Once the device has been configured, it will attempt to join the Helium Network by transmitting join requests. If the device has been configured properly in Console and has knowledge of the device’s AppEUI and AppKey, the Hotspot that hears the join request will send a join-accept message and allow the device to join the Network and transmit data.
Usage
These devices use an accelerometer to detect movement, allowing it to decide when an asset is in-trip and when it is stationary. This allows it to schedule battery-hungry GPS fixes when appropriate, to optimize battery life. Each time a status update is scheduled, the device will attempt a GPS fix, then transmit results (regardless of whether a fix succeeded or not).
Device Payload
A sample device payload is as follows:
DCCF3816BF5046B70000D3
When decoded becomes:
{
"type": "position",
"latitudeDeg": 37.282198,
"longitudeDeg": -122.0128577,
"inTrip": false,
"fixFailed": false,
"headingDeg": 0,
"speedKmph": 0,
"batV": 5.275,
"manDown": null
}
To learn more about decoding this payload, you may use this utility. To view the JavaScript sample code, you can view source.

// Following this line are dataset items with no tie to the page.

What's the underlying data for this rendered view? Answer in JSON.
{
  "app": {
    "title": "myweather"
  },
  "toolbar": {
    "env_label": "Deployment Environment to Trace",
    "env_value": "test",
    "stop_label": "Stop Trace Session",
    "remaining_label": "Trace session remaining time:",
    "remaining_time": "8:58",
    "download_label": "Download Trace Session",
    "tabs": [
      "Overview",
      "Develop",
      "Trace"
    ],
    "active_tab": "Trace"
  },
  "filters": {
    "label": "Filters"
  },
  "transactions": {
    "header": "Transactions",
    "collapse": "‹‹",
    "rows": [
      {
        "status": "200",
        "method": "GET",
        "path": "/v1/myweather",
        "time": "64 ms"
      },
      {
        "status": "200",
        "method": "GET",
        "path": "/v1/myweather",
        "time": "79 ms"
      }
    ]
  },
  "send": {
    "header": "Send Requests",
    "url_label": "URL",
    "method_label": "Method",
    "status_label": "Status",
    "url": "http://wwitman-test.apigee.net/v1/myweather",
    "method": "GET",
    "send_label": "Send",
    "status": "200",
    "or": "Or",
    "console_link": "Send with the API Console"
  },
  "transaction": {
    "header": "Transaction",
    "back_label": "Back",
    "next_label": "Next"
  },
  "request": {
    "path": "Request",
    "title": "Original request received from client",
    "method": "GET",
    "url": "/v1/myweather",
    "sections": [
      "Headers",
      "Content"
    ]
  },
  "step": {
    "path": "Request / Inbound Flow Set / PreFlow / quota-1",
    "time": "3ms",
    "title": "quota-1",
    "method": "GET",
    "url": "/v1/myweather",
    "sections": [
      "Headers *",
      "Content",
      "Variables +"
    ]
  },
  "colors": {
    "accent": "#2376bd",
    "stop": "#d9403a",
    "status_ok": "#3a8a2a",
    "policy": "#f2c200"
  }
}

Battery Life Estimate Calculator
Download the Oyster3 LoRaWAN Battery Life Estimate Calculator
This spreadsheet will help estimate the approximate battery life of the Digital Matter Oyster3 LoRaWAN. Simply modify the fields to represent the desired number of transmissions within a day.
myDevices/Cayenne Integration
Helium now supports myDevices and the Cayenne LPP (Low Power Payload) format. Cayenne is a drag-and-drop IoT platform developed by myDevices, allowing developers, designers, and engineers to quickly prototype and share their connected device projects.
To learn more about myDevices Cayenne integration, visit myDevices Cayenne and their documentation.
myDevices currently only includes the Digital Matter Oyster in their device library.
When you are adding a device/widget in Cayenne, look for the Digital Matter Oyster under Helium.
myDevices Cayenne - Adding a Digital Matter Oyster
Copy the device's DevEUI into the field. This value should correspond to the associated Digital Matter Oyster DevEUI in Console. Then, click Add device.
That's it for adding a Digital Matter Oyster in myDevices Cayenne!